Have gotten extremely missed answers to this question, from Ontario.


----------



## MikeFL (Apr 16, 2016)

Suggest you ask whoever it is that is to validate your hours.
Seems to me if they're asking for hours and you give them hours, you've fulfilled your obligation.


----------



## CAUSA (Apr 3, 2013)

NGlenday said:


> Have gotten extremely missed answers to this question, from Ontario.


No,

No province does this.

Over time is for merit pay, to reward you with helping above and beyond your normal scope of shift. In law, according to the labor standards of each province.

Your brain is still only doing the learning/experience of one hr. If all of us did kicked in to 1.5 times mode or 2times mode there would be little OT to be had in the labor force.


----------



## Vladaar (Mar 9, 2021)

Is he asking 1.5 pay wise or just the hour he stays over counting towards his apprenticeship hours? If he did 41 hours, he might get 41.5 hours pay, but I think he wanted to know if he gets 41 hours apprenticeship hours.


----------



## NGlenday (Mar 15, 2021)

Vladaar said:


> Is he asking 1.5 pay wise or just the hour he stays over counting towards his apprenticeship hours? If he did 41 hours, he might get 41.5 hours pay, but I think he wanted to know if he gets 41 hours apprenticeship hours.


I mean towards my total hours, if I worked 60h does the whole 60 go to my total hours in the trade for school


----------



## MikeFL (Apr 16, 2016)

NGlenday said:


> I mean towards my total hours, if I worked 60h does the whole 60 go to my total hours in the trade for school



That's how I read the question.
Guy works 50 hours does he get 50 hours towards a 8,000 hour program?
Seems to me he does.
He may get paid for 60 hours but that's not what they are asking. They want hours worked.


----------



## CAUSA (Apr 3, 2013)

NGlenday said:


> I mean towards my total hours, if I worked 60h does the whole 60 go to my total hours in the trade for school


Ok, my bad I should be more detailed.

Every Hr worked in a red seal safety trade in Canada.

Goes towards the time for that level, but not at calculated OT rate.

You and you’re employed company can apply it.

hrs going above and beyond the legislated hrs in your province will be ignored. If over the required amount.

Options for work around.

go to level training early if you reach the hrs.

go back to back training if you can. Before you submit your time.

there are dead lines on how long you wait till you go to school training.

I would suggest you look up the apprenticeship act for your provincial government. It’s free.

look up the safety act as well. This will help.

This information is online and free.


----------



## Navyguy (Mar 15, 2010)

The short answer is yes... but that is also a flaw in our system, one hour worked is one hour toward the required 9000. There is not such thing as "overtime" in apprenticeship hours.

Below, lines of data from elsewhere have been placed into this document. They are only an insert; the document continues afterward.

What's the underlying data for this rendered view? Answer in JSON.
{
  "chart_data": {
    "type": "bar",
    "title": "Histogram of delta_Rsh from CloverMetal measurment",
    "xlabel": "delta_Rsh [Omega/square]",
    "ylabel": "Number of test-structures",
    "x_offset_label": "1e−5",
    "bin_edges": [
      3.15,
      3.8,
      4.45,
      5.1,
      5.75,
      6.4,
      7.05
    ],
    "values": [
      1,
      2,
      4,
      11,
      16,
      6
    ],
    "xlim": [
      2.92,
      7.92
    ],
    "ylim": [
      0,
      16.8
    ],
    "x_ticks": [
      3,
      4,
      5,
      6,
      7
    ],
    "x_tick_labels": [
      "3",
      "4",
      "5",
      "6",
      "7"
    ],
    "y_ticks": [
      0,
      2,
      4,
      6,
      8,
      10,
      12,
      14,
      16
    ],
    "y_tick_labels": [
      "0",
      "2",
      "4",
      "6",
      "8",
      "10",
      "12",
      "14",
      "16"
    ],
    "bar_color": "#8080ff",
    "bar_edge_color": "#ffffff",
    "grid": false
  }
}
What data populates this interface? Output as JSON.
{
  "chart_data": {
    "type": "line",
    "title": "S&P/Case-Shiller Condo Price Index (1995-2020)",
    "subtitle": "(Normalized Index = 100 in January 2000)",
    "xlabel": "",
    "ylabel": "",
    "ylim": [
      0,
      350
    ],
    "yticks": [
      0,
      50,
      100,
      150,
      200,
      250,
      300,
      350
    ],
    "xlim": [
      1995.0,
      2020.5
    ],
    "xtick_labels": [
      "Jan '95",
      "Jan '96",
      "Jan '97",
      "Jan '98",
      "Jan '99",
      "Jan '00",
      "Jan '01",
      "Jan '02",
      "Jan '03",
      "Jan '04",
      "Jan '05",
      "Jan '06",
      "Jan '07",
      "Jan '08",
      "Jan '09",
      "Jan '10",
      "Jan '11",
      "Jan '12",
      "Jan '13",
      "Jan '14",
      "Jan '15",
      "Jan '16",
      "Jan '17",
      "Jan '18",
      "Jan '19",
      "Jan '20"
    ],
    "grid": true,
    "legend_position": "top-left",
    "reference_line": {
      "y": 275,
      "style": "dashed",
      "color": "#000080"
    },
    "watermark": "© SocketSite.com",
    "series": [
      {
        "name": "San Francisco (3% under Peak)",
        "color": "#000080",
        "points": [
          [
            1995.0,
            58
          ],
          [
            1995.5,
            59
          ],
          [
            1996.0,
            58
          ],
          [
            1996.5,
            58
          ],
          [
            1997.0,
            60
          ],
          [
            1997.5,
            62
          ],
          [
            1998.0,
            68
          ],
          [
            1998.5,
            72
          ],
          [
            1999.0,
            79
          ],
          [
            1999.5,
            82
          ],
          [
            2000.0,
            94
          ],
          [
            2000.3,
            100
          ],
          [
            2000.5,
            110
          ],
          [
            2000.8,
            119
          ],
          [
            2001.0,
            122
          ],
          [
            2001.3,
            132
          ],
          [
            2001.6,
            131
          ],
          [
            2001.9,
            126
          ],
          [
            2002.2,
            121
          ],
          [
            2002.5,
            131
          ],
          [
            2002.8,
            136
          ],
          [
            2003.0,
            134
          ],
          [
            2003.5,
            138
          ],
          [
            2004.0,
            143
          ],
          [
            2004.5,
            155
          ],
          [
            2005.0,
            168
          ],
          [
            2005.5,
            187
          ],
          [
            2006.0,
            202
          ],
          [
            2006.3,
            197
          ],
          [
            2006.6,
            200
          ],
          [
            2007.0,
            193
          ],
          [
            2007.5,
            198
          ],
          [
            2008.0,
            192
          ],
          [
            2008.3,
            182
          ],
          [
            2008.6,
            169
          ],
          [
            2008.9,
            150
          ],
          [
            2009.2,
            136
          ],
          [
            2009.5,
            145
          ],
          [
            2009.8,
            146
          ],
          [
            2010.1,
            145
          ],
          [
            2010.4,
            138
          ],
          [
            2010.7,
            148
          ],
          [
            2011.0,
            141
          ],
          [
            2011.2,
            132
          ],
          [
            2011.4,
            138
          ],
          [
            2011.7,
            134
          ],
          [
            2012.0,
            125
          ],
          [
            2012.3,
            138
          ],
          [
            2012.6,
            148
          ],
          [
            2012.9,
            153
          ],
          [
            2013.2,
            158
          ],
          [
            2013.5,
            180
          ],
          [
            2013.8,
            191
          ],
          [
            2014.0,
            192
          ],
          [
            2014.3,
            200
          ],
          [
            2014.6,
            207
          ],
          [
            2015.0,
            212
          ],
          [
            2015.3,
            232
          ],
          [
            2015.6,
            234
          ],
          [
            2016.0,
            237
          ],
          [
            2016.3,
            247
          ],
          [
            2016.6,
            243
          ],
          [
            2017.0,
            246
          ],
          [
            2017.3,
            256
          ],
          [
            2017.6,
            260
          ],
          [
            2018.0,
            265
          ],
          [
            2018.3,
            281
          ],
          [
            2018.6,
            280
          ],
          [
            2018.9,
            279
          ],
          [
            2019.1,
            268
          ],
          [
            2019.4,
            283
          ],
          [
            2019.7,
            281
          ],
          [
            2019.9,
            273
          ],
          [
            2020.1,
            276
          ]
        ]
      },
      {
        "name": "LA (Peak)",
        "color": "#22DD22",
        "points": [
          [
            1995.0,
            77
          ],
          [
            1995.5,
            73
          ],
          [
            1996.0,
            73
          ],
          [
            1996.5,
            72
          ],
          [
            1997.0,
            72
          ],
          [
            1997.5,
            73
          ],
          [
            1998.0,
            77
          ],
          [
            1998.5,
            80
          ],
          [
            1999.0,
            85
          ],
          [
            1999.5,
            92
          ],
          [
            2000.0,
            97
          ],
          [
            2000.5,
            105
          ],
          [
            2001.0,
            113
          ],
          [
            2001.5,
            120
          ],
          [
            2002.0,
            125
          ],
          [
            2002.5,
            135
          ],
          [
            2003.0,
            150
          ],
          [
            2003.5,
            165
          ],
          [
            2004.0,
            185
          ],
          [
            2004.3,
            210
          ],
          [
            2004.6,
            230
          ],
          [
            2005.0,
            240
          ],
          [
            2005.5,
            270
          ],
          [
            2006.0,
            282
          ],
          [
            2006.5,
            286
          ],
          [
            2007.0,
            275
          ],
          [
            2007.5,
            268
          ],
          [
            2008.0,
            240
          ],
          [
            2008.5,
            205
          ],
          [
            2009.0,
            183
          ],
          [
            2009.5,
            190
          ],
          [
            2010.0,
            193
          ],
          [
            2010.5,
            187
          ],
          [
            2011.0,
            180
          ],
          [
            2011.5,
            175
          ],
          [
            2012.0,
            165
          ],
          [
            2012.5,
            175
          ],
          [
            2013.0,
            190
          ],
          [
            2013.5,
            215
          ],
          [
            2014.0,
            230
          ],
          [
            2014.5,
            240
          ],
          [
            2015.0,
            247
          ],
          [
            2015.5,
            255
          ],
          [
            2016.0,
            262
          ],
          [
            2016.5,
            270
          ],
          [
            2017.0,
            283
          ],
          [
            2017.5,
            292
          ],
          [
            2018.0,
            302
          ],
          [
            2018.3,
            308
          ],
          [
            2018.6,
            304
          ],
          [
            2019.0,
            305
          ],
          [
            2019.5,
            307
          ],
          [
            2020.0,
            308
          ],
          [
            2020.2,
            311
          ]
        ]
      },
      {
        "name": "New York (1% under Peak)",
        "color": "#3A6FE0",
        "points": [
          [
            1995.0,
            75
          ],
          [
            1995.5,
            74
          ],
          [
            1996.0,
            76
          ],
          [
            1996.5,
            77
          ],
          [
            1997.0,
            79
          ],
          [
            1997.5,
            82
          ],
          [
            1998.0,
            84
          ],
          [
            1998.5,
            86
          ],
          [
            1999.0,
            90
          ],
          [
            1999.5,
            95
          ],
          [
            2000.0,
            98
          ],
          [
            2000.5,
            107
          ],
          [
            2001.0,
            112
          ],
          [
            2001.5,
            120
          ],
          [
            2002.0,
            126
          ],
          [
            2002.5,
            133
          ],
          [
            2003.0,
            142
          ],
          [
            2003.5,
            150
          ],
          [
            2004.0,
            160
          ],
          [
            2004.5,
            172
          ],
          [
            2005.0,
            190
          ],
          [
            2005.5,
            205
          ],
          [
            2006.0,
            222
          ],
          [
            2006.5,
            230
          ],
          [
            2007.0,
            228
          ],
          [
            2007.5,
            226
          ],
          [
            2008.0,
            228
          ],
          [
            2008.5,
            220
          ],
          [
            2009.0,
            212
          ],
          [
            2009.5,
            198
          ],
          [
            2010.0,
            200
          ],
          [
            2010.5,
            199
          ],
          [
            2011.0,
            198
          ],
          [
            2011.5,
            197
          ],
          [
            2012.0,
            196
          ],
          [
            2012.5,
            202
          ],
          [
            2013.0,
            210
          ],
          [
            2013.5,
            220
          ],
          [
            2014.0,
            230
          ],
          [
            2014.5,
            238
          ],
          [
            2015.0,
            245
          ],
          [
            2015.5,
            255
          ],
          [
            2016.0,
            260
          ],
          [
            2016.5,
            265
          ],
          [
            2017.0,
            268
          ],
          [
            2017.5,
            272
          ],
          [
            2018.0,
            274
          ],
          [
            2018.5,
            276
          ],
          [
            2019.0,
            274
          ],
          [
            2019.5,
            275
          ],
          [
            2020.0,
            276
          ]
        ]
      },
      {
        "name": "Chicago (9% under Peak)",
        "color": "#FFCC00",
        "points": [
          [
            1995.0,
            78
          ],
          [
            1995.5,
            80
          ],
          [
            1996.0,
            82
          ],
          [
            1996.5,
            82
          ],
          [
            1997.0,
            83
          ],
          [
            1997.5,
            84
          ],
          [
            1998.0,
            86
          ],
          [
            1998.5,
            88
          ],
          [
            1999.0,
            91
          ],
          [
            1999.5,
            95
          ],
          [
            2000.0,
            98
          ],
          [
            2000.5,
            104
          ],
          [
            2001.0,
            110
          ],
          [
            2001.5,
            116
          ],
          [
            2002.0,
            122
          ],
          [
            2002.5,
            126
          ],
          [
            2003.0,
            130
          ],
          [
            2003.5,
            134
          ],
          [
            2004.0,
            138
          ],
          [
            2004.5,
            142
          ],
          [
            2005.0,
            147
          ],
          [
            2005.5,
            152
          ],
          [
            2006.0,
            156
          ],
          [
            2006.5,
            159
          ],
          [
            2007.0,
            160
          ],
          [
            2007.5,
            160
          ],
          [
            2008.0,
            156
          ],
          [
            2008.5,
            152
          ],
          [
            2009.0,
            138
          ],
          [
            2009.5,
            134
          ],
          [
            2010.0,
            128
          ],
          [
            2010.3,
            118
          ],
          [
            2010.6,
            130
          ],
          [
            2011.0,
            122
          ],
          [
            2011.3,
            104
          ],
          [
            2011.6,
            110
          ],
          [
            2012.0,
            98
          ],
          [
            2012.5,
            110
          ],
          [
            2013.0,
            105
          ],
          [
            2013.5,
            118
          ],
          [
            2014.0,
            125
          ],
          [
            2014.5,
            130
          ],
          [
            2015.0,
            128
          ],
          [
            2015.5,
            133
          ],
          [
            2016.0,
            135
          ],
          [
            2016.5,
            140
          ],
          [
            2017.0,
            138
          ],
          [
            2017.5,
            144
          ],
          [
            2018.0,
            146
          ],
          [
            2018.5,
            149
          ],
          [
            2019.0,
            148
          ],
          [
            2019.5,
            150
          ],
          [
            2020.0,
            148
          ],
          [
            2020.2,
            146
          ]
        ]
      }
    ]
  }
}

The flaw is that if all those 9000 hours we completed doing receptacles and switches, it is still 9000 hours... the hours should be earned in the different aspects of the trade. There is a difference between 9000 hours of experience and one hour of experience repeated 9000 times.

Cheers
John


----------



## Jimmyltd (Apr 27, 2021)

Navyguy said:


> The short answer is yes... but that is also a flaw in our system, one hour worked is one hour toward the required 9000. There is not such thing as "overtime" in apprenticeship hours.
> 
> The flaw is that if all those 9000 hours we completed doing receptacles and switches, it is still 9000 hours... the hours should be earned in the different aspects of the trade. There is a difference between 9000 hours of experience and one hour of experience repeated 9000 times.
> 
> ...


The good thing about going through the union for my apprenticeship was log cards. If some kid was bending 90's on slab for 6 months and they recorded it, the Union would step in and ask the contractor to allocate a different task for that apprentice so they could get more experience. Not sure how they enforced it, though.

Also, maximum of 60 hours per week may be allocated towards your apprenticeship. It was 52 when i was going through.


----------